© plaquette de la Ville de Paris
l'une d'entre vous me signifiait tout récemment sa lassitude - sinon sa colère - de voir notre ville croulant sous les poubelles.
j'y ai beaucoup repensé tu sais, je veux dire, depuis l'enseignante de pratique " de soin de soi " que je suis, pour ne pas dire " spirituelle " (toi comme moi, nous nous méfions de ce terme magnifique et galvaudé).
et depuis cette question du " point de vue " aussi, le Yoga étant à proprement parler un " point de vue " (Darsana) sur le monde qui aura sans doute bien évolué au fil du temps, mais c'est une autre histoire, disons d'autres points de vue...

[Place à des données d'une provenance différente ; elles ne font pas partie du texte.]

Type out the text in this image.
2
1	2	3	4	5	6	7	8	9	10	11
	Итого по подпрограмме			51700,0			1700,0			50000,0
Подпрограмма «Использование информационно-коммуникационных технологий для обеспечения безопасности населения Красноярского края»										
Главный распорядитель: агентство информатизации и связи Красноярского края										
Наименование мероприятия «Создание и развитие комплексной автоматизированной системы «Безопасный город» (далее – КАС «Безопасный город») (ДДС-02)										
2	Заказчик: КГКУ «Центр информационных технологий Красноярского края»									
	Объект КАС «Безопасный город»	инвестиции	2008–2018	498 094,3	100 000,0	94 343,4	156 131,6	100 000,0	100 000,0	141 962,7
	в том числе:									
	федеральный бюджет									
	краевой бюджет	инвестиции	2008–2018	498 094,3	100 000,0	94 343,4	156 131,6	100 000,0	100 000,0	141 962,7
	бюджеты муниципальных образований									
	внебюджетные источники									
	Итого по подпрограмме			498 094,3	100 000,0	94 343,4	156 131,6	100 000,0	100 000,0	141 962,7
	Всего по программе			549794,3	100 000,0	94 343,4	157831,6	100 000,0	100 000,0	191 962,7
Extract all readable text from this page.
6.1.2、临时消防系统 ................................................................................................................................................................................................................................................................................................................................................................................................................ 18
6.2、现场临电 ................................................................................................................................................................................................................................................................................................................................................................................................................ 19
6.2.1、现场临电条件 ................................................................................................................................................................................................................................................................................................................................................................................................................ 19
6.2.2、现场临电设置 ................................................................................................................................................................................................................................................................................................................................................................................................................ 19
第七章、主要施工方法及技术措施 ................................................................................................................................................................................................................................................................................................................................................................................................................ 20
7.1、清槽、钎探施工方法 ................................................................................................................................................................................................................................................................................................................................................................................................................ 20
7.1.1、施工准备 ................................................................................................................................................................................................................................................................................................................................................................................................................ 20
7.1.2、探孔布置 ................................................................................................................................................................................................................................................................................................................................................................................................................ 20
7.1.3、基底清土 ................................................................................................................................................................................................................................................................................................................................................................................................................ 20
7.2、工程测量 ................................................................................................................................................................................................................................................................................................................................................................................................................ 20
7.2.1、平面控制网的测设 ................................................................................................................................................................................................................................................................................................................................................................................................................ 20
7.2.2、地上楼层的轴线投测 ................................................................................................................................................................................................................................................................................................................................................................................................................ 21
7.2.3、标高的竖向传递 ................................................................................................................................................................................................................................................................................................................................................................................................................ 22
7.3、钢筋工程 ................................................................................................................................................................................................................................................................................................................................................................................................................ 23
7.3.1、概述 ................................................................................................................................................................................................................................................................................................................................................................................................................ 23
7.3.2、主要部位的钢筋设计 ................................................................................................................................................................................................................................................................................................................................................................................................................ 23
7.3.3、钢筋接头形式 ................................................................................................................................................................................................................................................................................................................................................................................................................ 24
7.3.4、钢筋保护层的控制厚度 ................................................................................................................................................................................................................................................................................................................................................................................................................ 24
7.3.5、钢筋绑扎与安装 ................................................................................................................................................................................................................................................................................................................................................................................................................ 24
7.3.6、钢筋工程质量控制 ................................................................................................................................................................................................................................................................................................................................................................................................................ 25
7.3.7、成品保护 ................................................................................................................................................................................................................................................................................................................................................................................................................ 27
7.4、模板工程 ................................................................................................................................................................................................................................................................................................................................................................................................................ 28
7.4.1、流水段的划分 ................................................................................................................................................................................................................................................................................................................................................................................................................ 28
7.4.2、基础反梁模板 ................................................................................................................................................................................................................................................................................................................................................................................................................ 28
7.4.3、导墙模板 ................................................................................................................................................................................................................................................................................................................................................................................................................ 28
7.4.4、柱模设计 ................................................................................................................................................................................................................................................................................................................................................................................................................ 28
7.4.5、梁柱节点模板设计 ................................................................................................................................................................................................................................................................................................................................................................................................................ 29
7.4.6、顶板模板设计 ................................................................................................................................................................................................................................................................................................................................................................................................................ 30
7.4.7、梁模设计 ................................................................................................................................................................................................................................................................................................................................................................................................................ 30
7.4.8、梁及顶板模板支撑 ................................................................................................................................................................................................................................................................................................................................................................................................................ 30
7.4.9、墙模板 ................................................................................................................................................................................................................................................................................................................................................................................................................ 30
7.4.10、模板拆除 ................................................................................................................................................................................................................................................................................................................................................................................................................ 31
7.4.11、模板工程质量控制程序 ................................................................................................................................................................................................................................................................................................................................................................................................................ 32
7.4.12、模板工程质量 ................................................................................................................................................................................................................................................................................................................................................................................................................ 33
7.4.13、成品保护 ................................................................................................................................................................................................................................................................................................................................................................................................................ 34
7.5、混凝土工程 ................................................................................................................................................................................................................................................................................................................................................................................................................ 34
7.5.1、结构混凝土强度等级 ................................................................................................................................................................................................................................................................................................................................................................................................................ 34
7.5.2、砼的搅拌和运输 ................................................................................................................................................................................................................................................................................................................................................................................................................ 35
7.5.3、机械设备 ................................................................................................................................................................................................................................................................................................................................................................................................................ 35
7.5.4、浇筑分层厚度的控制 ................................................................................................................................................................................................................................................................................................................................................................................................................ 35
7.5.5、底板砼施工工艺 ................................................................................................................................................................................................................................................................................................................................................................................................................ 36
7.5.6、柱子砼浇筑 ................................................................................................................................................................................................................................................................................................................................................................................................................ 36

du spectacle désolant de nos rues (à moins que ce ne soit celui de nos propres déchets ?), à l'expression d'une nécessité, celle de ceux qu'on applaudissait hier, de nous montrer le refus de ce qui leur sera réservé demain, " changer la focale " comme il en est question dans la pratique du Yoga ( concentrations, visualisations…), cela me permettra-t-il de regarder vraiment, voir ce " visage " qui m'oblige, à le considérer, depuis sa parole (son expression), à m'adresser à lui, à elle, à toi, à nous entendre quelque part ? Ou bien n'est-ce qu'un trope de plus de ce développement que l'on dit personnel et qui consiste à me rendre aveugle à la misère du monde, quand on veut on peut (...) tout cela sera vite incinéré, oublié, recyclé. Next. Sauf que si l'on y prête vraiment attention, que voyons-nous sinon des montagnes de sacs plastiques ? Comme si ce monde-poubelle que nous refilons aux prochaines générations nous faisait un clin d'œil : ironie de l'histoire : quelle façon simple de clore le débat sur les retraites, à venir 😔
il y a tant de colère dans nos rues. Dans notre " parlement "... et de toutes parts.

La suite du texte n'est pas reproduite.